Cette nouvelle reconfiguration de l’entreprise est basée notamment sur le système de l’holacratie, c’est-à-dire sur la confiance et la communication. Le respect commun qui maintient la loyauté et la sérénité du collaborateur, qui devient un acteur engagé et participatif, et donc plus productif. Enfin, le manager ne met pas de pression excessive sur ces collaborateurs pour ne pas générer de l’angoisse.
Le principe est le suivant : il faut s’appuyer sur la sagesse collective de toutes les personnes de l’entreprise afin de développer l’agilité, la transparence, et l’innovation. Cela implique quelques changements fondamentaux : la structure hiérarchique verticale est remplacée par une structure plus réceptive d’équipes auto-organisées. Il n’y a plus de managers et managés. La réalisation de soi et l’auto-direction donnent des modèles d’organisation variés. Le processus de prise de décision doit être plus démocratique, même le langage est réinventé afin de développer une culture d’entreprise porteuse de sens.

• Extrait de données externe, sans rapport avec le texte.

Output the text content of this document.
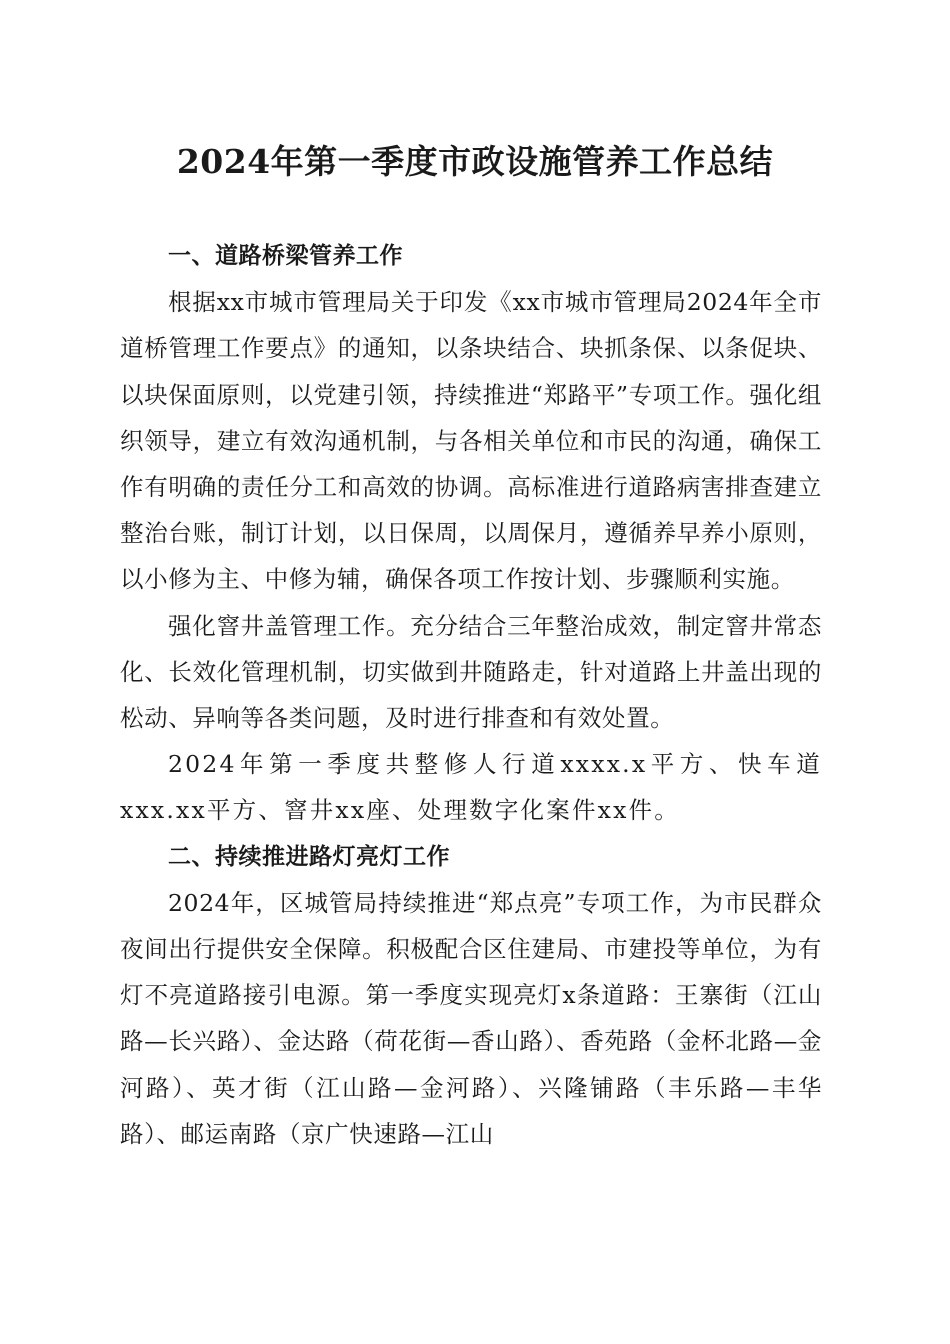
2024年第一季度市政设施管养工作总结
一、道路桥梁管养工作

根据xx市城市管理局关于印发《xx市城市管理局2024年全市道桥管理工作要点》的通知，以条块结合、块抓条保、以条促块、以块保面原则，以党建引领，持续推进“郑路平”专项工作。强化组织领导，建立有效沟通机制，与各相关单位和市民的沟通，确保工作有明确的责任分工和高效的协调。高标准进行道路病害排查建立整治台账，制订计划，以日保周，以周保月，遵循养早养小原则，以小修为主、中修为辅，确保各项工作按计划、步骤顺利实施。

强化窨井盖管理工作。充分结合三年整治成效，制定窨井常态化、长效化管理机制，切实做到井随路走，针对道路上井盖出现的松动、异响等各类问题，及时进行排查和有效处置。

2024年第一季度共整修人行道xxxx.x平方、快车道xxx.xx平方、窨井xx座、处理数字化案件xx件。

二、持续推进路灯亮灯工作

2024年，区城管局持续推进“郑点亮”专项工作，为市民群众夜间出行提供安全保障。积极配合区住建局、市建投等单位，为有灯不亮道路接引电源。第一季度实现亮灯x条道路：王寨街（江山路—长兴路）、金达路（荷花街—香山路）、香苑路（金杯北路—金河路）、英才街（江山路—金河路）、兴隆铺路（丰乐路—丰华路）、邮运南路（京广快速路—江山
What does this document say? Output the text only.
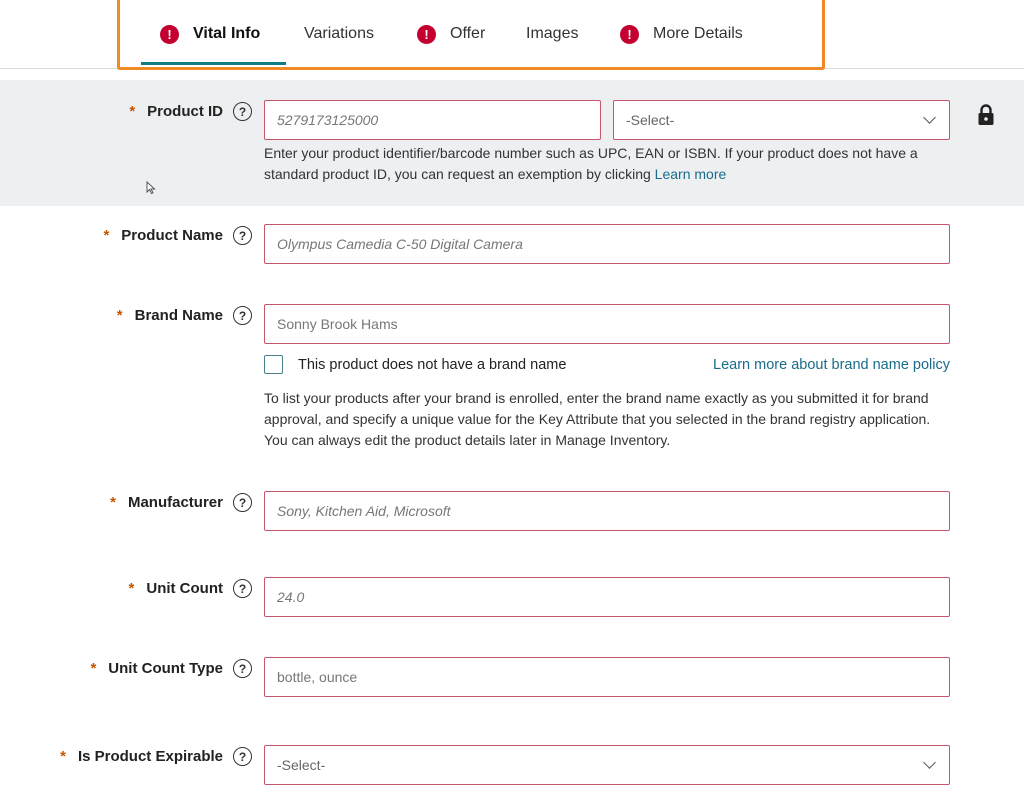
!	Vital Info	Variations	!	Offer	Images	!	More Details
* Product ID	?
5279173125000	-Select-
Enter your product identifier/barcode number such as UPC, EAN or ISBN. If your product does not have a standard product ID, you can request an exemption by clicking Learn more
* Product Name	?
Olympus Camedia C-50 Digital Camera
* Brand Name	?
Sonny Brook Hams
This product does not have a brand name	Learn more about brand name policy
To list your products after your brand is enrolled, enter the brand name exactly as you submitted it for brand approval, and specify a unique value for the Key Attribute that you selected in the brand registry application. You can always edit the product details later in Manage Inventory.
* Manufacturer	?
Sony, Kitchen Aid, Microsoft
* Unit Count	?
24.0
* Unit Count Type	?
bottle, ounce
* Is Product Expirable	?
-Select-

Et ce management proposé par l’holacratie répond parfaitement au besoin des générations Y et Z qui cherchent une flexibilité, une mobilité ainsi que l’assurance de faire partie d’un tout, d’une dynamique de croissance vers un objectif auquel ils peuvent adhérer.

Aujourd’hui, le vrai leader sortira du rôle du leader incontesté. Désormais, il s’imposera à l’équipe en étant à ses côtés plutôt qu'au-dessus d'elle. Sans pression, sans angoisse, sans anxiogénéité. Car, la productivité et la réussite de l’entreprise dépendent intimement du cadre de travail serein, apaisé, sécurisé avec des repères et des référents qui génèrent d’enthousiasme et d’épanouissement.